Much has been made of the “bad” pop song, but Warren, along with producers Paul Blair, aka DJ White Shadow, and Mark Nilan Jr. (Nick Monson is also credited), maintain that they never set out to make one, the latter two of whom use that line verbatim.
“I’ve never tried to [make] a sell-out, opposite-of-cool song in my life!” Nilan Jr. exclaims. He grew up around the creators of Motown in Detroit, where Blair also spent part of his childhood, but the two didn’t meet until years later at an international songwriting camp, where partying took precedence and not one song was written. “But I got to meet Mark and we went on to win a Grammy together,” Blair says, so it wasn’t a total loss.
“What is a bad pop song?” Blair ponders. He has been a long-time collaborator of Gaga’s since her Monster Ball tour. “Nobody sets out to write a bad pop song or a bad song in general. I don’t think that ‘Party in the U.S.A’ by Miley Cyrus is a work of creative writing genius, but it’s a great pop song. I think [‘Why Did You Do That?’ is] a fun song that someone who considered themselves a serious songwriter, like Jackson Maine does in the movie, would turn his nose up at due to the subject matter—because he would never write something like that. Is it a dumb song to me? No. Is it a dumb song to Diane Warren? No. Is it a dumb song to you? No. But is it a dumb song to Jackson Maine? Absolutely. Any song with the word ass in it is probably a dumb song [to him].”
“It’s definitely not a line that people would assume would come from me,” Warren says, adding that nothing about the song is something that people would assume came from her. For starters, it was one of the only times she’s written a song with someone else, with Gaga pushing Warren to “[get] out of my comfort zone.”
It’s also one of the only times she’s “written to track,” with the “musical germ” provided by Nilan Jr. already “cooked up” from jam sessions in the weeks prior to getting the call from Blair to come into the studio. He was on his way to Home Depot to do “general man/dad stuff on a Saturday,” he says, adding, “I didn’t make it to Home Depot that day.” Sticking with that theme, Blair likens “Why Did You Do That?” to a “junkyard song,” not in a derogatory way but one whose parts sit around for a while until they have occasion to be used.
“It’s smart to have a handful of great tracks in your back pocket, so that when you go into sessions you’re ready when they say, play me something,” he says. And that something was the “kalimba-sounding instrument” that can first be heard when the song comes on. “I played through a couple, but [Gaga] said, go back to that first one again, and she instantly started humming the hook melody. It just kind of poured out of her.

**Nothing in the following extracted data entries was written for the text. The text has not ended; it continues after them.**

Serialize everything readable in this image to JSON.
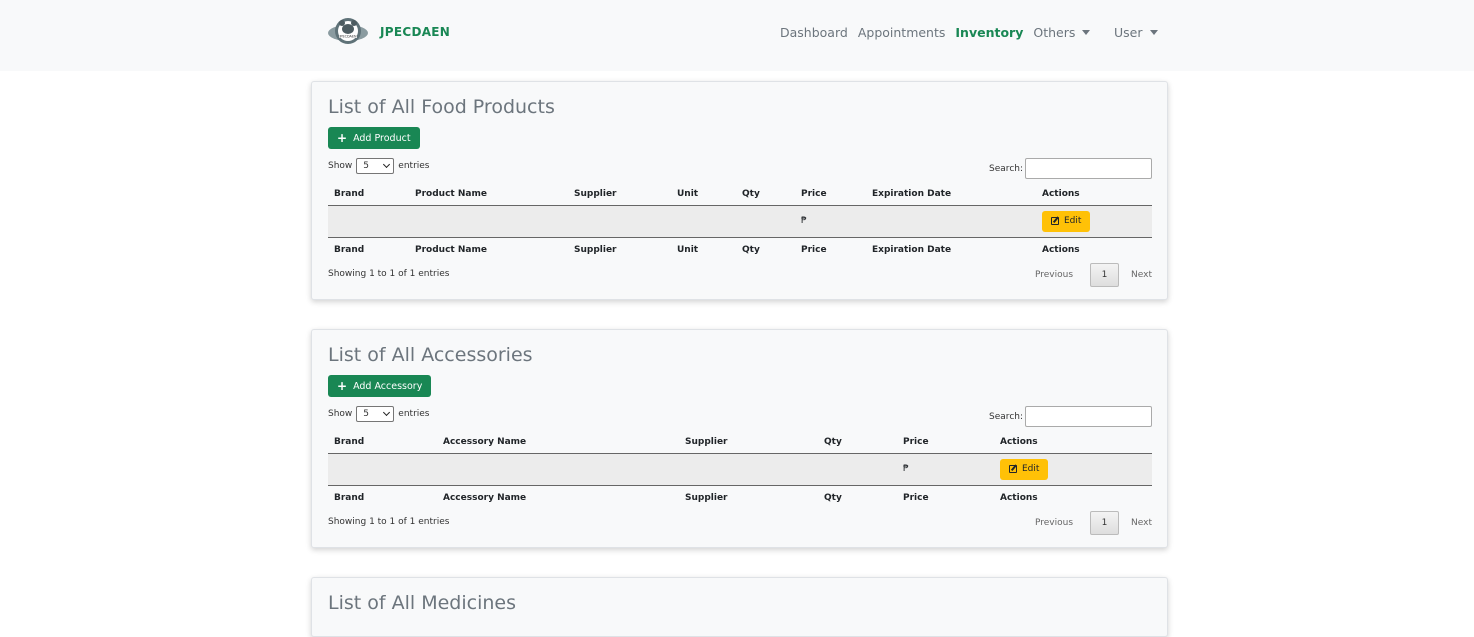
{
  "app": {
    "brand": "JPECDAEN",
    "logo_text": "JPECDAEN"
  },
  "nav": {
    "dashboard": "Dashboard",
    "appointments": "Appointments",
    "inventory": "Inventory",
    "others": "Others",
    "user": "User"
  },
  "food": {
    "title": "List of All Food Products",
    "add_label": "Add Product",
    "show_label": "Show",
    "entries_label": "entries",
    "page_size": "5",
    "search_label": "Search:",
    "columns": [
      "Brand",
      "Product Name",
      "Supplier",
      "Unit",
      "Qty",
      "Price",
      "Expiration Date",
      "Actions"
    ],
    "row": {
      "brand": "",
      "product_name": "",
      "supplier": "",
      "unit": "",
      "qty": "",
      "price": "₱",
      "expiration_date": "",
      "action": "Edit"
    },
    "info": "Showing 1 to 1 of 1 entries",
    "pager": {
      "prev": "Previous",
      "page": "1",
      "next": "Next"
    }
  },
  "accessories": {
    "title": "List of All Accessories",
    "add_label": "Add Accessory",
    "show_label": "Show",
    "entries_label": "entries",
    "page_size": "5",
    "search_label": "Search:",
    "columns": [
      "Brand",
      "Accessory Name",
      "Supplier",
      "Qty",
      "Price",
      "Actions"
    ],
    "row": {
      "brand": "",
      "accessory_name": "",
      "supplier": "",
      "qty": "",
      "price": "₱",
      "action": "Edit"
    },
    "info": "Showing 1 to 1 of 1 entries",
    "pager": {
      "prev": "Previous",
      "page": "1",
      "next": "Next"
    }
  },
  "medicines": {
    "title": "List of All Medicines"
  },
  "colors": {
    "brand_green": "#198754",
    "edit_yellow": "#ffc107",
    "navbar_bg": "#f8f9fa"
  }
}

“Within an hour that song was complete,” Nilan Jr. continues. “Usually the best ones are those that happen quickly and spontaneously like that. When you start thinking about it too hard, you lose the spark.”
For her money, Warren—who does not recall Blair or Nilan Jr. being in the room while she and Gaga were writing, but adds, “I was pretty stoned! Maybe they came later”—usually takes longer to write the songs she pens herself, a strategy that has served her well, with nine number-one songs and 32 top-10 songs on the Billboard charts throughout her career.
She maintains that “Why Did You Do That?” should have been released as a single and might see a renewed popularity, like her 2014 Paloma Faith song “Only Love Can Hurt Like This,” which went viral on TikTok, or Blair and Gaga’s “Bloody Mary” from 2011’s Born This Way, which blew up last year after being featured on Wednesday. “[“Why Did You Do That?”] hasn’t had her quinceanera yet but maybe at one point she will,” Blair says.